Adolescents and ADD is written for students diagnosed with ADD and their parents to better adjust to the new challenges facing them as they enter middle or high school. This practical book is filled with valuable advice from doctors and, most importantly, other students with ADD who have experienced the same fears, successes, and disappointments as the student just entering his or her teenage years.
Patricia O. Quinn, MD, is a developmental pediatrician in Washington, DC. Dr. Quinn obtained her medical degree from Georgetown University Medical School. She completed a pediatric internship at Georgetown University Medical Center, a pediatric fellowship in Developmental Pediatrics and Pediatric Psychopharmacology at Georgetown Hospital, and a Pediatric Level 2 residency at Georgetown University Medical Center.

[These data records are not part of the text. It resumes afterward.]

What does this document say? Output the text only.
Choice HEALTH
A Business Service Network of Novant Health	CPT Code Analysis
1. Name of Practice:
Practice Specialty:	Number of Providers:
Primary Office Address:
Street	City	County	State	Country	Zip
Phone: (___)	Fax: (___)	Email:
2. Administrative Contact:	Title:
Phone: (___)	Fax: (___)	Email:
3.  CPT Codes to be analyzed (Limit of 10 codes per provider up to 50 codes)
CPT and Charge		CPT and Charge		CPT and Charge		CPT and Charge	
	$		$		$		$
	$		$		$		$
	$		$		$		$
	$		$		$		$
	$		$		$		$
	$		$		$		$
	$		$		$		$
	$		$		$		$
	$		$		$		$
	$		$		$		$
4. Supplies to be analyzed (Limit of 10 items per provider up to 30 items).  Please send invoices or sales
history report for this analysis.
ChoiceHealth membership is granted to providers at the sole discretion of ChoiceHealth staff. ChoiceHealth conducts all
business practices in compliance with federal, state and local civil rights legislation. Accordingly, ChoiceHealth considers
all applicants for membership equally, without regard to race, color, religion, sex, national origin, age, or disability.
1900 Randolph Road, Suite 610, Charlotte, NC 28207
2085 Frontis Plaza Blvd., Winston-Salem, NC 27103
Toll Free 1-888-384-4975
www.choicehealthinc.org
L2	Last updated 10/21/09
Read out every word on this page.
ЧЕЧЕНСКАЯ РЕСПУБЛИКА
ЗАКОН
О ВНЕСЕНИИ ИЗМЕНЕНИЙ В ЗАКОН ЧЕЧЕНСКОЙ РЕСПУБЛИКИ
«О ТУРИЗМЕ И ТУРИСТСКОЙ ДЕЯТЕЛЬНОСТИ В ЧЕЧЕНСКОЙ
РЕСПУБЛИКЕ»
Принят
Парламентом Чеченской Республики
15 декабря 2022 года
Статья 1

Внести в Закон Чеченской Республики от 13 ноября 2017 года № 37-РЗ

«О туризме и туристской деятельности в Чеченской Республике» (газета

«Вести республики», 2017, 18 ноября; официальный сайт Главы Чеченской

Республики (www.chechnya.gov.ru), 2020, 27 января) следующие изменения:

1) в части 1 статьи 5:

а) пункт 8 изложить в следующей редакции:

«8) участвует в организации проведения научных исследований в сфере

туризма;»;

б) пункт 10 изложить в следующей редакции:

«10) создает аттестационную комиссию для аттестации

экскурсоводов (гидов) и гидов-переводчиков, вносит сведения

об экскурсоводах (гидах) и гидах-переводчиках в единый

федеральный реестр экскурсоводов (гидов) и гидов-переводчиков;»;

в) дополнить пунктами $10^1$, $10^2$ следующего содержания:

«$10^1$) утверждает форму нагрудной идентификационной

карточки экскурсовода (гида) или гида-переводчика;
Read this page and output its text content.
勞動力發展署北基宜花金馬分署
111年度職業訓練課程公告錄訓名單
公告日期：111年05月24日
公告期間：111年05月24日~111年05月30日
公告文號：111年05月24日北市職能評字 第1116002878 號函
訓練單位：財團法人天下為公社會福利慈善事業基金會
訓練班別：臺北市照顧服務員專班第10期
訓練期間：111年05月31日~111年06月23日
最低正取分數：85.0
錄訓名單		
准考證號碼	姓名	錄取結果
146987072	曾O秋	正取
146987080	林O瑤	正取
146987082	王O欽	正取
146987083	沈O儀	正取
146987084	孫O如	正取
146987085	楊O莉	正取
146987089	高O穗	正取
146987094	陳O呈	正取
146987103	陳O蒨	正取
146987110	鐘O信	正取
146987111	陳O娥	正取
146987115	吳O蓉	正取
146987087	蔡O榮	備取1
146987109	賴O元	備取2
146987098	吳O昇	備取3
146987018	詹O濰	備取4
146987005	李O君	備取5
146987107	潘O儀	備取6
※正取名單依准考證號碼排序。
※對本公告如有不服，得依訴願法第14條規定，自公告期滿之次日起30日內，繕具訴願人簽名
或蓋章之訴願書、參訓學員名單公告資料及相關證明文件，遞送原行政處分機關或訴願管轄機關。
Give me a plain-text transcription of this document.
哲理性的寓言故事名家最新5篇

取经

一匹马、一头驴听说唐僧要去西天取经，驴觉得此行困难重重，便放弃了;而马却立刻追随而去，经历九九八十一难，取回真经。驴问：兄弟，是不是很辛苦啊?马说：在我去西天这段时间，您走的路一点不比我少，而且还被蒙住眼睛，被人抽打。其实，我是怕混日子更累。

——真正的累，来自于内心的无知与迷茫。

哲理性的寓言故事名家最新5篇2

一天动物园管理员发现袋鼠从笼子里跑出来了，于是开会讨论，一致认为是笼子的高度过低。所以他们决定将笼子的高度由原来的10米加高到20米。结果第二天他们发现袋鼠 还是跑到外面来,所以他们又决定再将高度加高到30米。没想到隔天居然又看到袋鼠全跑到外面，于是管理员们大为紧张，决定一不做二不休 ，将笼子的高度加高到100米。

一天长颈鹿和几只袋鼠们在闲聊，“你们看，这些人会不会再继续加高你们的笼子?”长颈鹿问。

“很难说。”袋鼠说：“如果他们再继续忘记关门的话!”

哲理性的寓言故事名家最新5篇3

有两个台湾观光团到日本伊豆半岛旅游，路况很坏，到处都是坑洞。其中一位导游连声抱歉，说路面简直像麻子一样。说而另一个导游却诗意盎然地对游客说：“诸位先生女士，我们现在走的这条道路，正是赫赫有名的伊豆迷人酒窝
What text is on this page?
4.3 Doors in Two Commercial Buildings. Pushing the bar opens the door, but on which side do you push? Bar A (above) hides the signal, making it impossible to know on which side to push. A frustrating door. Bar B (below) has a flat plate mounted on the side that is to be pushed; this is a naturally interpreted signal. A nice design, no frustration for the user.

Dr. Quinn is a well-known international speaker and conducts workshops nationwide about ADHD, and has authored several best-selling and groundbreaking books on the topic. In the last decade, she has devoted her attention professionally to the issues confronting girls and women with ADD (ADHD) with a particular interest on the relationship of a mother and child with ADHD. She also feels a strong commitment to working with teenagers and college students with ADHD, helping them to identify and manage issues specific to their age group. In 2000, Dr. Quinn received the CHADD Hall of Fame Award.
Combines professional guidance with empathic input by teens who are walking the ADD road. Direction and hope are the results. I wholeheartedly endorse it.
—Lynn Weiss, PhD, Clinical Consultant and Co-Founder, The Lynn Weiss ADD Center for Adults and Teens
[The author] never loses sight of her audience. She defines ADD, explains diagnostic criteria, and discusses treatments in straightforward prose that is never patronizing. She uses a question-and-answer format throughout much of the book, anticipating virtually any questions readers might have.